En las conversaciones el vanidoso usa mucho el pronombre personal YO, para darle más fuerza a la frase: «Yo hice esto», «yo le dije que haga esto». Casi que solo él hace las cosas bien y si los demás las hacen, rara vez las hacen «tan bien» como él.
En realidad, si nos ponemos a pensar, el ser vanidoso es una actitud en el fondo muy infantil; es una actitud de niños que todavía no han madurado. Pero no de ese «hacernos como niños» que nos pide Jesús en el evangelio, sino realmente una actitud de niño mimado, de niño malcriado, al que no se lo crió bien. Porque así como los niños malcriados necesitan que les festejen y aplaudan todo lo que hacen -en realidad esta actitud exacerbada por los adultos- y que también si no les festejan lo que hacen, se festejan a sí mismos -¿viste cuando un niño se aplaude a sí mismo por lo que hizo? – y nosotros también le aplaudimos para que se ponga contento. Bueno, esa misma actitud infantil la vemos en el vanidoso, pero en el vanidoso adulto.
Los niños necesitan el aplauso cuando se les enseña eso. Pero, en realidad, si le enseñáramos que no lo necesita, no lo necesitaría. Nosotros, sin darnos cuenta, le creamos la necesidad. Por eso, la vanidad es un signo de gran inmadurez en nuestra vida, que siendo adulto deberíamos ir superando día a día. Porque tenemos que asentarnos en realidad en lo que somos y en lo que Dios piensa de nosotros y no en la opinión ajena, en lo que piensan los demás.
Pero, lamentablemente, lo podemos arrastrar a lo largo de los años. Y cuando esta vanidad se da en el ámbito religioso, en nuestra vida de fe, en el fondo es mucho peor, porque podemos caer en la hipocresía de los fariseos, porque «usamos» a Dios para ponernos por encima de los demás. Y eso es lo peor que nos puede pasar. Qué triste cuando esto pasa en la vida religiosa: en un consagrado, en una consagrada, en un sacerdote, en un obispo, en un catequista, en un educador.

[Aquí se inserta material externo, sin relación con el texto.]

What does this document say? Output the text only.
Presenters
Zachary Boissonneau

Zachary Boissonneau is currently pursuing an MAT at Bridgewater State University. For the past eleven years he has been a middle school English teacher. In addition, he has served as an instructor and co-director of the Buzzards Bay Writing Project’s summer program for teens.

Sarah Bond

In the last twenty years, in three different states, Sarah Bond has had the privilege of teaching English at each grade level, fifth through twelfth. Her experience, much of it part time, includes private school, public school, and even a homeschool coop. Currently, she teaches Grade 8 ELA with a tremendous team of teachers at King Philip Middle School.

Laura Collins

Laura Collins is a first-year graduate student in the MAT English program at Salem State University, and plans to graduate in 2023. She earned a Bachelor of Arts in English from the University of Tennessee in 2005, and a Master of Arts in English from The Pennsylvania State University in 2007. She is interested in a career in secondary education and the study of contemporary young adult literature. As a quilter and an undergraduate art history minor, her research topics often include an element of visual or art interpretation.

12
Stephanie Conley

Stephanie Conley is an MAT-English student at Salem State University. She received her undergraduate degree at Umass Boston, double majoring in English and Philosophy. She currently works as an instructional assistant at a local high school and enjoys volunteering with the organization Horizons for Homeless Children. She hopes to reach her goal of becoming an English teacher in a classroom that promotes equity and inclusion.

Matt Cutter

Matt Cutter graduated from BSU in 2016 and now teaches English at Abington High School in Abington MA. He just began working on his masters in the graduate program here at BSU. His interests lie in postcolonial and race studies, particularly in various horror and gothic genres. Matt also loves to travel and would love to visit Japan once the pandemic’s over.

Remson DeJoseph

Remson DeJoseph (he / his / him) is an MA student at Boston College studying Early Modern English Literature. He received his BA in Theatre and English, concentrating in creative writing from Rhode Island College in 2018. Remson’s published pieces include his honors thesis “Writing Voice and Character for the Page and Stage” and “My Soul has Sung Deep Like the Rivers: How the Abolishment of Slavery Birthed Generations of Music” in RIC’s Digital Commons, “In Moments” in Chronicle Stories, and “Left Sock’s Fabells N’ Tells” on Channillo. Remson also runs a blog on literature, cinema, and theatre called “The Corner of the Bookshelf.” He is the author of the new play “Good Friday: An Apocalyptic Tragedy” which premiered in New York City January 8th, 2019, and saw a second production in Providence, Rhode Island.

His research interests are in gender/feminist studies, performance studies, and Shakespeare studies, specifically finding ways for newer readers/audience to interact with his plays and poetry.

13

Es el peor virus que puede haber dentro del corazón de un miembro de la Iglesia: la vanidad religiosa camuflada de bien. Cuando nos exaltamos a nosotros mismos «sirviéndonos» de los demás, pero en el fondo nos estamos sirviendo a nosotros. ¡Qué desastre! Y a veces incluso podemos poner cargas en los demás que ni siquiera nosotros mismos podemos llevar, que ni siquiera podemos tocarlas con el dedo.
Somos incluso capaces de hacer cosas así. Bueno, que hoy Jesús nos libre de la vanidad. Hay que pedírselo con todo el amor. Que él nos libre de esta hija de la soberbia que muchas veces está entremezclada en nuestro corazón, en nuestras relaciones humanas. Que podamos vivir este día afirmándonos en la gran alegría y certeza de lo que Dios piensa de nosotros, de lo que él ve y nadie ve, y no en lo que piensan los demás. El Reino de Dios es un gran banquete en donde todos nos sentamos en la misma mesa y todos somos hijos del mismo padre.